BPPD tahun 2011 yang ditetapkan sebesar Rp 250 ribu sebetulnya juga masih berada di bawah standar biaya pengolahan daerah nasional yang mencapai Rp 287 ribu perkantong, sedangkan angka Rp 250 ribu merupakan standar tahun 2010.

“BPPD ini masih bisa ditekan kalau ada subsidi dari pemerintah,” katanya.

Berdasarkan Peraturan Pemerintah (PP) Nomor 7 Tahun 2011, pelayanan darah bukan lagi tanggung jawab PMI semata, tapi juga pemerintah daerah. Di Indonesia, perhatian pemerintah terhadap pelayanan darah memang masih sangat minim, yakni hanya berkisar 10-20 persen saja, sementara di Malaysia misalnya sudah mencapai 80 persen.

“Kita berharap bisa masuk APBD mulai tahun ini,” ucapannya.

Harapan adanya subsidi itu sendiri sudah disampaikan kepada DPRD Kota Banjarmasin kemarin. Namun, Wakil Walikota Banjarmasin HM Irwan Anshari yang hadir dalam kesempatan tersebut selaku Ketua PMI Kota Banjarmasin mengatakan, hal itu nampaknya sulit direalisasikan tahun ini.

“Waktunya sudah mepet, sedangkan SKPD-SKPD banyak yang tengah menyusun usulan perubahan anggaran untuk dimasukkan ke anggaran tambahan. Tapi tahun 2012 akan kita perjuangkan masuk APBD, mungkin melalui bantuan sosial atau hibah,” ungkapnya.
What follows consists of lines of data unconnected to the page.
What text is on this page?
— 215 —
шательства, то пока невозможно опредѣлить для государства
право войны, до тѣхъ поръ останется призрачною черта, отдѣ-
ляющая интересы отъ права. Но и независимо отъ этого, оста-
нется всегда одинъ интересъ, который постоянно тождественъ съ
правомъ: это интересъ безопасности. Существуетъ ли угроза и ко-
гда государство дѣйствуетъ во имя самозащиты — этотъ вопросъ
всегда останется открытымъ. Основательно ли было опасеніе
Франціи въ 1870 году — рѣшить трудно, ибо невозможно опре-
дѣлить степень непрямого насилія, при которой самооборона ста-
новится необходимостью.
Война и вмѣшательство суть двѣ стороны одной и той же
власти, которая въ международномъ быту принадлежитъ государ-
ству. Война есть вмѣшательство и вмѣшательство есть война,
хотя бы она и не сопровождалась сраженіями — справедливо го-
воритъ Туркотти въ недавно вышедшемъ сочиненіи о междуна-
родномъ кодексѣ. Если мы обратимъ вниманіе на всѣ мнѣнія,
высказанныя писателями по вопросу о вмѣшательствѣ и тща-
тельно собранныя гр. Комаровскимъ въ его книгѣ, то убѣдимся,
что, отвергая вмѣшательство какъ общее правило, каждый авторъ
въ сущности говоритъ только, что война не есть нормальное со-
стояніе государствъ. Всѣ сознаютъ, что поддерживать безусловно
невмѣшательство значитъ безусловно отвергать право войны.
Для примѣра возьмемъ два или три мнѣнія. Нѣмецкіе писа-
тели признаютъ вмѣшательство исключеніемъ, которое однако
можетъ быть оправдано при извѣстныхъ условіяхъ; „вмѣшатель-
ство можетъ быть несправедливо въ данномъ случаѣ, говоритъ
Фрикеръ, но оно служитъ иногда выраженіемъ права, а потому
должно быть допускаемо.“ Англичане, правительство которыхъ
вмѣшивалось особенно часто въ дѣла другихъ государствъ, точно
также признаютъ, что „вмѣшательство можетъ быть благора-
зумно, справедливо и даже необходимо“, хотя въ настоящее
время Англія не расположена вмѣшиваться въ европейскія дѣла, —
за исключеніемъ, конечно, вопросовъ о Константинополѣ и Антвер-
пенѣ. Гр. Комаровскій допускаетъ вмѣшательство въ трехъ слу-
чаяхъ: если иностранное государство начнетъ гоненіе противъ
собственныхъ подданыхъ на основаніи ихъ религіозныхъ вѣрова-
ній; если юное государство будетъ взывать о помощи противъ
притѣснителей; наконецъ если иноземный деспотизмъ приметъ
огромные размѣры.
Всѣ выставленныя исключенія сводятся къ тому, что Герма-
Sementara itu, Wakil Ketua DPRD Kota Banjarmasin Awan Subarkah mengatakan, ketiadaan subsidi dalam pelayanan darah dari pemko selama ini disebabkan karena PMI bukan lembaga di bawah pemerintah sehingga bantuan tidak bisa dianggarkan secara rutin.

“Kita harus konsultasi dengan bagian hukum dulu,” tandasnya.